To Rohrbough, president of Colorado Right to Life, that decision was nothing short of evil – an endorsement of murder. He was appalled that his fellow activists not only claimed the ruling as a victory but also used it as a fundraising tool, appealing to donors for more money to keep the momentum going.
“We’ve been promised for almost 40 years that the strategy of electing Republicans would get us a Republican Supreme Court that would end abortion, and that has not happened,” Rohrbough said. “If we raise money to do the same thing over and over again … we will never, ever establish personhood for all (unborn) children.”
The partial-birth ruling “gives us the most powerful example we’ve ever had of how morally bankrupt this strategy is,” added the Rev. Bob Enyart, of Denver Bible Church.
Enyart and Rohrbough wrote a long public letter of rebuke to James Dobson, founder of Focus on the Family, and other anti-abortion activists who applauded the Supreme Court decision.
That letter was turned into ads that have run in the Washington Times and in Dobson’s hometown paper, the Colorado Springs Gazette, and will appear soon in other publications, Enyart said.
The anti-abortion absolutists have far less clout than the more established groups that met this week in Washington, D.C., to plan legal and legislative moves. But they have a few big names backing them, including former Republican presidential candidate Alan Keyes and activist Judie Brown of the American Life League. Several pastors, Christian radio hosts and bloggers are in their camp.
“We’re not finding any core, mainstream (anti-abortion) groups that are anything other than political hacks. … You don’t even hear these guys talking about ending abortion anymore. So you’ll see our rhetoric sharpening,” said David Brownlow, who runs a lobbying group in Oregon called Life Support.

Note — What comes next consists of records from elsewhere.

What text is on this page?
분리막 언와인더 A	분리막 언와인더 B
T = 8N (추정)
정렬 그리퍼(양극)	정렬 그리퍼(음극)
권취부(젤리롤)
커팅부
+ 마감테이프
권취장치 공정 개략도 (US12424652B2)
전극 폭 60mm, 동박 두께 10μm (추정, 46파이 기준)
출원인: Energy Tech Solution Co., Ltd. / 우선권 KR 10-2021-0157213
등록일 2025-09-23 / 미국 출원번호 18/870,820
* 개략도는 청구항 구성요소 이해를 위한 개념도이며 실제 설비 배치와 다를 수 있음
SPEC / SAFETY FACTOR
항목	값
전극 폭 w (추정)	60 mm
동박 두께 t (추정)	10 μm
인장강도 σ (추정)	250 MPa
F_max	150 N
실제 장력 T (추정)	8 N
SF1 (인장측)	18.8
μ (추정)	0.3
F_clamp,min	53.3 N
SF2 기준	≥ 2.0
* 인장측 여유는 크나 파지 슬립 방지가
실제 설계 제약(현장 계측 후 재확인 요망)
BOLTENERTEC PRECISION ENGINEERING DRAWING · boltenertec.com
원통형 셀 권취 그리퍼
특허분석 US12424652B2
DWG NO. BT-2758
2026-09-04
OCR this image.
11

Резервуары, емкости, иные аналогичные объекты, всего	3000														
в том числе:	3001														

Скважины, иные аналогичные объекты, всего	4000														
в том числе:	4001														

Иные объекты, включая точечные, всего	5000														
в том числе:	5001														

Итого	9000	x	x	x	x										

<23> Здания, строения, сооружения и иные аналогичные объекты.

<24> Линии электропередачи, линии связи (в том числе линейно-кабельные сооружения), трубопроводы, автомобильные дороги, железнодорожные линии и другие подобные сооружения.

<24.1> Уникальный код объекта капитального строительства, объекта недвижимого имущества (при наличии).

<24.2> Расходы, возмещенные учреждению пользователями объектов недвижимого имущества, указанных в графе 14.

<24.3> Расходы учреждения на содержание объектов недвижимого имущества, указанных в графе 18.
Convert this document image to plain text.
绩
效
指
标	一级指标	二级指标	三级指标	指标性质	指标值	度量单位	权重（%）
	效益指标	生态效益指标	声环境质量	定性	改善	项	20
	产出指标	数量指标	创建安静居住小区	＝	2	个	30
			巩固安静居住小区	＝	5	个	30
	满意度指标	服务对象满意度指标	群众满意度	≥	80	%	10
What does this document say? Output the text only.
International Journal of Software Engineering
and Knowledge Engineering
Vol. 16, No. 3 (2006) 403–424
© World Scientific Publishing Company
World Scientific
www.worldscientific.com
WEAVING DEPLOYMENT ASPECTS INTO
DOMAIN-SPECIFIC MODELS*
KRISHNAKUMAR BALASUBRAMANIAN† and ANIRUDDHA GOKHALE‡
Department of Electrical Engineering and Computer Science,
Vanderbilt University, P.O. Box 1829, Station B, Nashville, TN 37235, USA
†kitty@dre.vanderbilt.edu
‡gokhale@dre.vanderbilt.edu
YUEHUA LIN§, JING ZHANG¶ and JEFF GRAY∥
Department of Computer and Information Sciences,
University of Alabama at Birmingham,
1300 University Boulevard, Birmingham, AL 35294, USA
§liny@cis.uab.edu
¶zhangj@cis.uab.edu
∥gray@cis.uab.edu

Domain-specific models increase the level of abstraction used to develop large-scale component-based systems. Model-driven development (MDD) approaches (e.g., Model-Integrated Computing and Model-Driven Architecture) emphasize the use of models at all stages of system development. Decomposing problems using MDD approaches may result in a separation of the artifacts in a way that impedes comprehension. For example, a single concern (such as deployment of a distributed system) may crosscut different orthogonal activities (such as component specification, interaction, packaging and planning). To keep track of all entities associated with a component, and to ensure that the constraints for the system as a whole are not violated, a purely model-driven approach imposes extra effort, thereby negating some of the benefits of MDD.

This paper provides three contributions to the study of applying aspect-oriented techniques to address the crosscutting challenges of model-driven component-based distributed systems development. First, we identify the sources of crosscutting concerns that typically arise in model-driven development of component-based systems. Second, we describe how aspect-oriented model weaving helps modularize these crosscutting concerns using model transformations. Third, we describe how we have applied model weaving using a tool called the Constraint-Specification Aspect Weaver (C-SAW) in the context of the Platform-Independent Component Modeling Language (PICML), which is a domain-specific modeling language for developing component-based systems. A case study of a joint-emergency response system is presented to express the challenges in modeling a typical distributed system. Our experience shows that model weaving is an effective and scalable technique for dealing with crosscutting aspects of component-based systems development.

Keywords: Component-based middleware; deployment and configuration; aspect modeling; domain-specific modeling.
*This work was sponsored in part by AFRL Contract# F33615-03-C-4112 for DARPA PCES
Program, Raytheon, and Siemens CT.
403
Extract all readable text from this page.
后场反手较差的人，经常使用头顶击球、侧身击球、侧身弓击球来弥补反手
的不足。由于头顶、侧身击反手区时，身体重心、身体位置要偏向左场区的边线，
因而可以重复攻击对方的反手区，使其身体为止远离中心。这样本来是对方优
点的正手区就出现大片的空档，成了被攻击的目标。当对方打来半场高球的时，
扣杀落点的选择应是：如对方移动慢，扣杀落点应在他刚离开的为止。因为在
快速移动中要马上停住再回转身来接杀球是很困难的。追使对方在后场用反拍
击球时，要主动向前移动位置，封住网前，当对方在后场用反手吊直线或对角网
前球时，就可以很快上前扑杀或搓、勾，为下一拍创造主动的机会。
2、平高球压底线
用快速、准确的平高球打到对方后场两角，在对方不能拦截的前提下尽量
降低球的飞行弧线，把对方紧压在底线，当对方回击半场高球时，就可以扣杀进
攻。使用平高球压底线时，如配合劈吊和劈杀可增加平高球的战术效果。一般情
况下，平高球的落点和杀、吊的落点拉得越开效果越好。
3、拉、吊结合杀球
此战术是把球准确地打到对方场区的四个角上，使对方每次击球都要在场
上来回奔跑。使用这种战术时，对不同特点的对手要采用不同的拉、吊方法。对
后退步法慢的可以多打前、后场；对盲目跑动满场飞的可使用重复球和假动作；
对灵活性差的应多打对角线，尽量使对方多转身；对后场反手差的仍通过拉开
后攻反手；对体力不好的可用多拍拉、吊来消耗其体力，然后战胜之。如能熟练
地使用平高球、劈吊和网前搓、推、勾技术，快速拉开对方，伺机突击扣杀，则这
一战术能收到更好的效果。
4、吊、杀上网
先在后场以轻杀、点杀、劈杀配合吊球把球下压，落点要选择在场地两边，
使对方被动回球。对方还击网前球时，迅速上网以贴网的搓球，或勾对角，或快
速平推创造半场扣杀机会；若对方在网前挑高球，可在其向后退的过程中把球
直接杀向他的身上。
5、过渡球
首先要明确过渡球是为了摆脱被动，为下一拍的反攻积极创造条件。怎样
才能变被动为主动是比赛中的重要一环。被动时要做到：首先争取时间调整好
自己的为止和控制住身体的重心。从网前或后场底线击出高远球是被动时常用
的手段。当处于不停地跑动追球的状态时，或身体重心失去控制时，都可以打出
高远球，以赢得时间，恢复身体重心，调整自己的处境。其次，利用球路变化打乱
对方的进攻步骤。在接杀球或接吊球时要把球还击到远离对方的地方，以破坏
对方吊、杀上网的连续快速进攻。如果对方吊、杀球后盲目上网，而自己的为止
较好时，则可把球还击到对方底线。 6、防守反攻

Abortion rights advocates view the splintering with some alarm: “It may mean we’re fighting on more fronts,” said Janet Crepps, senior staff attorney at the Center for Reproductive Rights.
But there’s also a measure of satisfaction on the left. “Whenever your opponents squabble among themselves, it’s a good thing,” said Cecile Richards, president of the Planned Parenthood Federation of America.
Daniel McConchie, a top anti-abortion strategist and vice president of Americans United for Life, said the internal feuding could tarnish his movement’s image a bit: “It can have some negative backlash.” But he does not expect any falloff in fundraising.
In general, organizations committed to an incremental strategy take in far more money than the absolutist groups. Rohrbough’s group runs on a budget of about $150,000 a year. By contrast, the National Right to Life Committee raised more than $9.7 million last year, according to IRS filings. Americans United for Life raised $1.9 million.
At the daylong meeting Tuesday, academics, Supreme Court experts, lawyers and strategists from conservative lobbying groups such as Concerned Women for America laid plans for their next offensive – one that builds on the incremental approach. Their goal is to reduce the number of abortions, estimated at 1.3 million a year by the Guttmacher Institute, a research organization affiliated with Planned Parenthood.
“We’re looking at a whole gamut of ideas,” McConchie said. “We’re very confident we’ll be able to pursue the next stages without a huge amount of dissention.”